New York (Nations unies), correspondante. Fillettes de 6 ans violées, civils arbitrairement exécutés, adolescents enrôlés de force comme soldats. Les graves violations des droits de l'homme perpétrées en novembre et décembre 2012 par l'armée de la République démocratique du Congo (RDC) et les rebelles du M23, selon un nouveau rapport des Nations unies (pdf) publié mercredi 8 mai, ne font pas que "s'apparenter" à des crimes contre l'humanité.
Le document de 17 pages est le fruit d'une longue enquête, lors de laquelle 350 témoins et victimes ont été entendus. Les faits se sont produits avant, pendant et après la chute de Goma aux mains du M23, tombée sous le regard impuissant des casques bleus de la Mission de l'Organisation des Nations Unies pour la stabilisation en RDC (Monusco), et alors que les Forces armées de RDC (FARDC) battaient en retraite.
Selon l'ONU, les soldats congolais ont violé deux jours durant au moins 97 femmes et 33 filles à Minova, dans le Sud-Kivu. Les exactions ont été menées "de manière systématique et avec une extrême violence", soulignent les enquêteurs du Bureau conjoint des Nations unies aux droits de l'homme en RDC. Les militaires "entraient dans les maisons, généralement par groupes de 3 à 6, et après avoir menacé les habitants, pillaient ce qu'ils trouvaient".
Un casque bleu, à un check-point de l'ONU dans l'est de la RDC, le 1er mai. | REUTERS/STAFF
Après le pillage, le même scénario se répétait, poursuit le rapport, "un ou deux soldats repartait avec les biens pillés, et au moins un autre montait la garde pendant que les soldats restants violaient les femmes et les filles de la maison (...), la plupart des victimes ont été violées par plus d'un soldat". "Les violences sexuelles décrites dans le présent rapport sont particulièrement effroyables, tant par leur ampleur que par leur caractère systématique", a réagi la Haut-Commissaire de l'ONU aux droits de l'homme, Navi Pillay, avant d'affirmer que "les auteurs de ces crimes doivent savoir qu'ils seront poursuivis".

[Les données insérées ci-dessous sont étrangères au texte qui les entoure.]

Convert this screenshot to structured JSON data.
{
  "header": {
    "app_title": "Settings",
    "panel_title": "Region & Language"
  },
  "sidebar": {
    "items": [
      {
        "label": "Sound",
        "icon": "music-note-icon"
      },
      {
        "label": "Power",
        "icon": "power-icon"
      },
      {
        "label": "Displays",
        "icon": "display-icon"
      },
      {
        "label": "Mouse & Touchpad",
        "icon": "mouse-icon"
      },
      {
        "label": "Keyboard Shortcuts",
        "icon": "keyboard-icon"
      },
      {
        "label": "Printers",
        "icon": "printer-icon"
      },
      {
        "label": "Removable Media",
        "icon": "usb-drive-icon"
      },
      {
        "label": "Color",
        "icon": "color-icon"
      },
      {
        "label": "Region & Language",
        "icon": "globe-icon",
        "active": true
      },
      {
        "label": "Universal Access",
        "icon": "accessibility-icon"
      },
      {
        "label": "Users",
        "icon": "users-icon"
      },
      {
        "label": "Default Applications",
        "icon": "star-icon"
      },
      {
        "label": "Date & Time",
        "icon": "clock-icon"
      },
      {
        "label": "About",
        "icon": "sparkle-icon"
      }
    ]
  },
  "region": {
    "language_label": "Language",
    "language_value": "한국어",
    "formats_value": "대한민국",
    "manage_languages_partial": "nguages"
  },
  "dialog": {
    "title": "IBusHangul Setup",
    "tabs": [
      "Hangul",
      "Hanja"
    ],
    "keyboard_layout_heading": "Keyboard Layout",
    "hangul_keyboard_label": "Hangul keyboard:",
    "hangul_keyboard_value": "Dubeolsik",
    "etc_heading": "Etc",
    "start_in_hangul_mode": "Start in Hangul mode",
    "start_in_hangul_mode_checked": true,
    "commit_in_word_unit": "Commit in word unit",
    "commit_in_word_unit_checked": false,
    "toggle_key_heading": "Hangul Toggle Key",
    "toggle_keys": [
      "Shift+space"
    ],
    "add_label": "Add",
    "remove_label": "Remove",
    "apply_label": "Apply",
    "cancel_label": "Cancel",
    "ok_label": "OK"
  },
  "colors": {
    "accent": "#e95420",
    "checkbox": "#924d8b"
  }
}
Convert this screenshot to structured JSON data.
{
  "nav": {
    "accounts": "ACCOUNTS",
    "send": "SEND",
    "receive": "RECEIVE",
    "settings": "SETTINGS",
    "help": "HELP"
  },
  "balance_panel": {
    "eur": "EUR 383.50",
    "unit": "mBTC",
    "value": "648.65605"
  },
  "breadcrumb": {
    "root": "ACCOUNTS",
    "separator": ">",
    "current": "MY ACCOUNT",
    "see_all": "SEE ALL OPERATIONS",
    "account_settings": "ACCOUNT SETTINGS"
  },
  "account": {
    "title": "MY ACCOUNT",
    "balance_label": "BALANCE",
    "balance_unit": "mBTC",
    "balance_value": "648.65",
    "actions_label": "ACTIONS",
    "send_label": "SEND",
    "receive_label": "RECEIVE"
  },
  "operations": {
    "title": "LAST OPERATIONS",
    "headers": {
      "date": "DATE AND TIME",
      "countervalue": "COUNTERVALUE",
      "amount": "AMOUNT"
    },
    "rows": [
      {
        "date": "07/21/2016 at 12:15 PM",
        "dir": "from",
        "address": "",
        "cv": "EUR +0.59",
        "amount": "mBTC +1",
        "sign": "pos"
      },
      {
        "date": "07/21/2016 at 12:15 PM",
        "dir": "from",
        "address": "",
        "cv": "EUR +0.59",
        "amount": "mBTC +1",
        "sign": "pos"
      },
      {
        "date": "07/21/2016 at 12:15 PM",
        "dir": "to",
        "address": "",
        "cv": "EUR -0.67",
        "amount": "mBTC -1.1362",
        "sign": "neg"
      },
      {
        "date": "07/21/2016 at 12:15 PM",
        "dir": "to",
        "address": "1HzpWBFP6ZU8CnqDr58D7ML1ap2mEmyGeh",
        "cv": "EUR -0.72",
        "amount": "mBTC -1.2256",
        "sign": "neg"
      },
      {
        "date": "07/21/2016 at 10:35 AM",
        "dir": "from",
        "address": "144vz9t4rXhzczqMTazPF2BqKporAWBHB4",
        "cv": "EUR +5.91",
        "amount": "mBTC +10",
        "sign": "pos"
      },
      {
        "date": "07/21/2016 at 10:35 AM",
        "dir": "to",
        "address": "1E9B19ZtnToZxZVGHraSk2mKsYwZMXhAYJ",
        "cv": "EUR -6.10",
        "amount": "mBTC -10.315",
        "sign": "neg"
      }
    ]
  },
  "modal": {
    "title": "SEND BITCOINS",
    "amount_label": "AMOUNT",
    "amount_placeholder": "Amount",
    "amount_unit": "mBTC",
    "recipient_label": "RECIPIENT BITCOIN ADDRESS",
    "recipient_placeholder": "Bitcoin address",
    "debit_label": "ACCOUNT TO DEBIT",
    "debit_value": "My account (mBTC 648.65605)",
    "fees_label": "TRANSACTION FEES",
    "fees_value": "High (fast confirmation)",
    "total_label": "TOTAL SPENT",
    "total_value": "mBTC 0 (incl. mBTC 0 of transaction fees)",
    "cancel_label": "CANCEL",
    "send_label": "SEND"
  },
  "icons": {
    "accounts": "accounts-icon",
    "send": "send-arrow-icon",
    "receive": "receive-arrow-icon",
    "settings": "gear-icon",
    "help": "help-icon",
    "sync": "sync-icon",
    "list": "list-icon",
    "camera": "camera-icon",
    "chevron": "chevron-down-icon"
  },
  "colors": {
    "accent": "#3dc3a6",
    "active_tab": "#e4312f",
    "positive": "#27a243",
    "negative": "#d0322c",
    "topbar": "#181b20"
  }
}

VIOLS, MEURTRE, ESCLAVAGE, ENFANTS SOLDATS
La mise en garde s'adresse aux deux camps. Selon les enquêteurs, les rebelles du M23 sont responsables d'au moins 11 exécutions arbitraires et de 59 cas de violences sexuelles, commises alors qu'ils occupaient les villes de Goma et de Saké, au Nord-Kivu. Parmi les victimes, de nombreuses femmes de soldats congolais en fuite, ont été violées. La rébellion a aussi enrôlé de force 24 enfants soldats et des adultes, traités comme des esclaves.
Selon les critères de la Cour pénale internationale, ces exactions peuvent "constituer des crimes de guerre et des crimes contre l'humanité", affirment les enquêteurs de l'ONU. Après l'ouverture d'une enquête judiciaire en décembre 2012, 11 soldats congolais ont été arrêtés, dont deux pour meurtre, mais un seul pour deux viols. Kinshasa a depuis suspendu 12 officiers supérieurs, à la demande pressante de la Monusco.
Ces gradés, qui ont été mis à la disposition des autorités judiciaires militaires, appartenaient à deux des bataillons de l'armée soutenus militairement par les casques bleus, comme le réclame leur mandat. L'un d'entre eux, le 391e bataillon, avait même été formé par les Etats-Unis en 2010 pour devenir "un modèle de réforme à venir des FARDC", relève sur son site Internet le Commandement américain pour l'Afrique (Africom).L'arrestation des présumés coupables du M23, qui a établi une administration parallèle dans l'Est du pays, s'annonce plus difficile.
La sortie de ce rapport intervient alors que l'ONU doit déployer début juillet dans la région une brigade d'intervention rapide de 3 000 hommes, censée "neutraliser" la trentaine de groupes armés opérant en RDC, M23 en tête.